The Windows 365 cloud PC service has seen such demand, according to Microsoft, that free trials have been temporarily halted.
Microsoft launched its cloud-PC-for-rent service called Windows 365 last week, but demand has apparently been so high that the company has had to shut down access to the free trial. For those unfamiliar with the concept, Microsoft will be renting a Windows 10 (or Windows 11) cloud PC accessible through a web browser. Think of it the same as the xCloud game service, which uses Xbox hardware on a remote server, but all this graphics processing power is delivered to users through a browser or an app on a phone or PC to play. games. In the case of Windows 365, users will be able to access a cloud PC on a wide range of devices such as PCs, iPads, Macs, Android phones and soon Linux machines as well.
Microsoft’s PC-in-the-cloud service will provide users with an instant boot experience and a consistent user interface regardless of the hardware platform. The key idea is that users will have a Windows PC in the cloud that they can access anywhere on a device of their choice, resuming their work from the same point they left off without being locked down to a single one. laptop, desktop or tablet. Microsoft currently offers Windows 365 on two levels – Business and Enterprise. The basic plan ensures a single vCPU with 2GB of RAM and 64GB of storage, while the high-end $ 158-per-month plan offers 8 vCPUs, 32GB of healthy RAM, and 512GB of storage.

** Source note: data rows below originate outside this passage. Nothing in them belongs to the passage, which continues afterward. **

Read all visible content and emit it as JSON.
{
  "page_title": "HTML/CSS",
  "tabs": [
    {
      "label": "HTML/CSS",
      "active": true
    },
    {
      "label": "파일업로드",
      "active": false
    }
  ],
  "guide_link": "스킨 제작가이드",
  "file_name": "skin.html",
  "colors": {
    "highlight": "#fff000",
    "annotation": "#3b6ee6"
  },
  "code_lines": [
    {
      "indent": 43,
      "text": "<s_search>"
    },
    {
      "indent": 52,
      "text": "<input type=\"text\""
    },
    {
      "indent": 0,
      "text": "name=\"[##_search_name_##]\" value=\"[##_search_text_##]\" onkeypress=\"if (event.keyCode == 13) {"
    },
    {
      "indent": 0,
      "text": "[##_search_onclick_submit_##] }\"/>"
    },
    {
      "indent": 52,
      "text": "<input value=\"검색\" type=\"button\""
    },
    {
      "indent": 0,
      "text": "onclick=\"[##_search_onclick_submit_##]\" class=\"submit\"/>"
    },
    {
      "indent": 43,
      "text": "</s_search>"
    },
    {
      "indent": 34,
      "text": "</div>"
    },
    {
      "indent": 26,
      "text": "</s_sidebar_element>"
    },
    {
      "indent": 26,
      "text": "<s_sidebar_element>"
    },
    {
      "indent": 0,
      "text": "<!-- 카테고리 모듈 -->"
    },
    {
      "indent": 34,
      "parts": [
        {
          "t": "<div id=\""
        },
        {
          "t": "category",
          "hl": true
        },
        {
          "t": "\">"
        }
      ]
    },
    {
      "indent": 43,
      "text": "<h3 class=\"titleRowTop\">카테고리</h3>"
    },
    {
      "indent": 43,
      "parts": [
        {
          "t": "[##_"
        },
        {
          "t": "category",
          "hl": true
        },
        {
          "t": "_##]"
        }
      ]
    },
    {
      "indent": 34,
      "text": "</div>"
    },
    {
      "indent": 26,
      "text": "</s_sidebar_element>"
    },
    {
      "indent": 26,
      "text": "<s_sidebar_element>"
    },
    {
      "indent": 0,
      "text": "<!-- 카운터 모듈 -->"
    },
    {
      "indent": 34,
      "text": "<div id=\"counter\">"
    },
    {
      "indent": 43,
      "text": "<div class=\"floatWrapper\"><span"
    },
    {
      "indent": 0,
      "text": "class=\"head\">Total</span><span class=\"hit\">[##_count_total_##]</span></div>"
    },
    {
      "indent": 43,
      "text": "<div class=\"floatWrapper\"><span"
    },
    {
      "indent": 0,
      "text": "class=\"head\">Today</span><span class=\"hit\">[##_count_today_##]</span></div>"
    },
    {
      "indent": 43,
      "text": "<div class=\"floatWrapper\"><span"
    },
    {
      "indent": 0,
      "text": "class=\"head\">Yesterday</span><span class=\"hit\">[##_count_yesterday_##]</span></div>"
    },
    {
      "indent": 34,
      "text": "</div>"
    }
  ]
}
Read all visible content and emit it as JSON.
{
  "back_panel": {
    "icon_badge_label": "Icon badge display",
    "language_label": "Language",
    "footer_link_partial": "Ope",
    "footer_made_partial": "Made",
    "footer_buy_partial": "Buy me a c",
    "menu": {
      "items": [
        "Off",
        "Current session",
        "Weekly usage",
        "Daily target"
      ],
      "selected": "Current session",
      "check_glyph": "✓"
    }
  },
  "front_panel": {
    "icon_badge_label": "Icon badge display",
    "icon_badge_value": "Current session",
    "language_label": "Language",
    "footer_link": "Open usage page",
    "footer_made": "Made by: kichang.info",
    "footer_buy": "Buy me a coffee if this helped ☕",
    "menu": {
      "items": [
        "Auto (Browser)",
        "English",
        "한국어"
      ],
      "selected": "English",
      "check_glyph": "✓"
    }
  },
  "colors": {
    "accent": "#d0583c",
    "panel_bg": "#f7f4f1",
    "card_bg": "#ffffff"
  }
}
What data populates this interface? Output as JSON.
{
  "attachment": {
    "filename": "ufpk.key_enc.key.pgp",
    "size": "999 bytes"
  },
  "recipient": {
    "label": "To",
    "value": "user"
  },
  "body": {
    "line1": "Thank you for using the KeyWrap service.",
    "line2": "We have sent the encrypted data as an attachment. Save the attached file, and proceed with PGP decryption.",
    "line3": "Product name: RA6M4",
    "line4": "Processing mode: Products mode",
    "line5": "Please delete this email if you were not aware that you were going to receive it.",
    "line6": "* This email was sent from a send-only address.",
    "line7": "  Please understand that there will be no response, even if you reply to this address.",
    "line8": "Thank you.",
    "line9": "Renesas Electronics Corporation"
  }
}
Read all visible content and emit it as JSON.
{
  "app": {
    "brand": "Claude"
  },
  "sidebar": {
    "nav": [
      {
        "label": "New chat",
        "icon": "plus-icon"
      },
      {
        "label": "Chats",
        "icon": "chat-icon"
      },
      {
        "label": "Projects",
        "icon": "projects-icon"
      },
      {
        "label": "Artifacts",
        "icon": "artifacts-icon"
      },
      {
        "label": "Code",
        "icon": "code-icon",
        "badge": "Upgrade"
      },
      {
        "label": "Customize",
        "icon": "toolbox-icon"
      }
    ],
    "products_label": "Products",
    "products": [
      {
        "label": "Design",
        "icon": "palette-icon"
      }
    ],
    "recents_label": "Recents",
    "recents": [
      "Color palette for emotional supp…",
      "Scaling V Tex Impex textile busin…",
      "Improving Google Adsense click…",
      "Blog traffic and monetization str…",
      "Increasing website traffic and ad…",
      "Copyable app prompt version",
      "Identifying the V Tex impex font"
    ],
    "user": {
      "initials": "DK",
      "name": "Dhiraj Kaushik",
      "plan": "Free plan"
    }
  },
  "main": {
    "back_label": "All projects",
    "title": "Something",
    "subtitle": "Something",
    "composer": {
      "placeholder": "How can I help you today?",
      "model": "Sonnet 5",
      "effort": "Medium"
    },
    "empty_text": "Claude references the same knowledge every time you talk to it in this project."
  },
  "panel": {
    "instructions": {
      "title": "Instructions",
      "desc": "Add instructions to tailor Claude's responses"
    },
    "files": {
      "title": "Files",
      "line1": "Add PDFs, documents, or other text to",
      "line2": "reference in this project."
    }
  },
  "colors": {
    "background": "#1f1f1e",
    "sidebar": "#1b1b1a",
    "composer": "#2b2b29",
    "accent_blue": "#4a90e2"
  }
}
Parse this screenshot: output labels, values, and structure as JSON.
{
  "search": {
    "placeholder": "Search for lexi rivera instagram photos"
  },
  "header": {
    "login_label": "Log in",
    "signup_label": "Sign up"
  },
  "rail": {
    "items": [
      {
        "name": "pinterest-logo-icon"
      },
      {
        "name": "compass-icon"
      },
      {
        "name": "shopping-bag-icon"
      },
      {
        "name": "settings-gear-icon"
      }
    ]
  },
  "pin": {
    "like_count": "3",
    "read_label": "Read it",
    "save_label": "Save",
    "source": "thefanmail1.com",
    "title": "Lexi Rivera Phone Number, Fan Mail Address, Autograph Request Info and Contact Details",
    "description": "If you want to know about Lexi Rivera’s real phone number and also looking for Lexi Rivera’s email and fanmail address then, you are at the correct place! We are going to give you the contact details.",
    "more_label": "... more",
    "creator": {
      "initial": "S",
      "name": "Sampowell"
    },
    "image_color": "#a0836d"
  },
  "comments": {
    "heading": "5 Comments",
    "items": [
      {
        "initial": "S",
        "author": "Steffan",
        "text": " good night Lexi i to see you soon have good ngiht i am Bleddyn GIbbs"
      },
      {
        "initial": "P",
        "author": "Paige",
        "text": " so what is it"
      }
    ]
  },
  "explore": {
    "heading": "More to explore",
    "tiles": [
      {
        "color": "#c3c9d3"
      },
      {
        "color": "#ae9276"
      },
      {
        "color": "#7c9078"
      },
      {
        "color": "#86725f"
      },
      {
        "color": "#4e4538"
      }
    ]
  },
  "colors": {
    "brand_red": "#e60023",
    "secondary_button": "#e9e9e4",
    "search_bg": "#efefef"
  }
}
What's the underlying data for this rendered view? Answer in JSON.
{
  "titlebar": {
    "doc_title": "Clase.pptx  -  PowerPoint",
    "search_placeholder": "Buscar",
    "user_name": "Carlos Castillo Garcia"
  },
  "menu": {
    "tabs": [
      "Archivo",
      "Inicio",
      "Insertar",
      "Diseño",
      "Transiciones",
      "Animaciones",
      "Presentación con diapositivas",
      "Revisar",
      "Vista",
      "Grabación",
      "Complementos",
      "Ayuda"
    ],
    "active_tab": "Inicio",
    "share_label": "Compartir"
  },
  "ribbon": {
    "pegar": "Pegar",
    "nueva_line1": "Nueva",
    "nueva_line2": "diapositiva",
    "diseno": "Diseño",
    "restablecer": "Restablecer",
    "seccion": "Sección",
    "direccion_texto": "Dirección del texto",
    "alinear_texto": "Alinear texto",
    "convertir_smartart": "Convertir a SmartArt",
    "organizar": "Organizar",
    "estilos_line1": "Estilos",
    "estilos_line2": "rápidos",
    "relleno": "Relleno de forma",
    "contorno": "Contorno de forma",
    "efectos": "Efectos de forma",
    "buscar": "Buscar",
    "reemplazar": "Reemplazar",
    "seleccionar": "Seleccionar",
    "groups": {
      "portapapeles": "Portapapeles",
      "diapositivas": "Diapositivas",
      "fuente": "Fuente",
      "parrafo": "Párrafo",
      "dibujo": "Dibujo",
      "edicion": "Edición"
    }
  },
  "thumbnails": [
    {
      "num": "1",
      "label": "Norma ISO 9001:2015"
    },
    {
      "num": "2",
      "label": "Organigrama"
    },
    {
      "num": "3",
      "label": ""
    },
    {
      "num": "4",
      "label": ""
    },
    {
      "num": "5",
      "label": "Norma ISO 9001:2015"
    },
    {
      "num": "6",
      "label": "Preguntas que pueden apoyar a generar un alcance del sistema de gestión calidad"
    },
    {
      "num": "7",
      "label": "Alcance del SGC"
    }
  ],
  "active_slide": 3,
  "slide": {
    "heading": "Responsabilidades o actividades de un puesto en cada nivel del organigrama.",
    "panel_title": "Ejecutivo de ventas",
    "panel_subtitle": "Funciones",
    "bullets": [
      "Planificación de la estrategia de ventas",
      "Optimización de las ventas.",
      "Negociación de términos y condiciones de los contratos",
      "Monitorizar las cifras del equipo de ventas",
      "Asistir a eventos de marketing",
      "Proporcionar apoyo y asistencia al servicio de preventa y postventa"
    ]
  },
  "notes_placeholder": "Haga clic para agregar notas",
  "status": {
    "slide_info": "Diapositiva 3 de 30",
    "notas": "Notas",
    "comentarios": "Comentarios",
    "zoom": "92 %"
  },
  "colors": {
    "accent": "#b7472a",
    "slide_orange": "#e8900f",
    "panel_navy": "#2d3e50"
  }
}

Just days after the registration process began, Microsoft announced that it was suspending Windows 365 free trials due to high demand. Scott Manchester, Director of Program Management for Windows 365 at Microsoft, tweeted that the company is now adding more capacity to start accepting new trial requests again, but has not provided a date as to when this will occur. People who missed the trials can now register on the official registration page to be notified when the free trials reopen. In the meantime, Windows 11 enterprise-centric plans are up for grabs in Business and Enterprise levels starting at $ 31 per month.
We have seen an incredible response to # Windows365 and must suspend our free trial program while we make additional capacity available. Subscribe below to be notified when testing resumes. https://t.co/Q05C7cBWMh
– Scott Manchester (@ RDS4U) August 3, 2021
How to buy Windows 365 now as a business customer
For small and medium businesses as well as businesses, the buying window is already online. To purchase the Business plan, access to the Microsoft 365 admin center with Global Admin or Billing Admin roles is required. Business plans are divided into three classes – Basic ($ 31 per month), Standard ($ 41 per month), and Premium ($ 66 per month). The basic plan for running lightweight productivity tools and web browsers offers 2 vCPUs with 4 GB of RAM and 128 GB of storage, while the standard plan supports the full range of productivity tools and business applications simply double the amount of RAM. The Premium plan aims to support high performance workloads, and as a result, it offers four vCPUs, 16GB of RAM, and 128GB of cloud storage.
A key difference between the Windows 365 Business and Enterprise plans is that the former limits the number of users to 300, while the latter offers support for an unlimited number of virtual PC users. Regardless of the level, buyers will be able to configure how many vCPUs they need as well as how much RAM and storage they need. A full price breakdown, as well as the perks available with each level of Windows 365 can be accessed here. Right now, the PC cloud service is starting Windows 10, but it will make a smooth transition to Windows 11 when Microsoft rolls out the update widely later this year.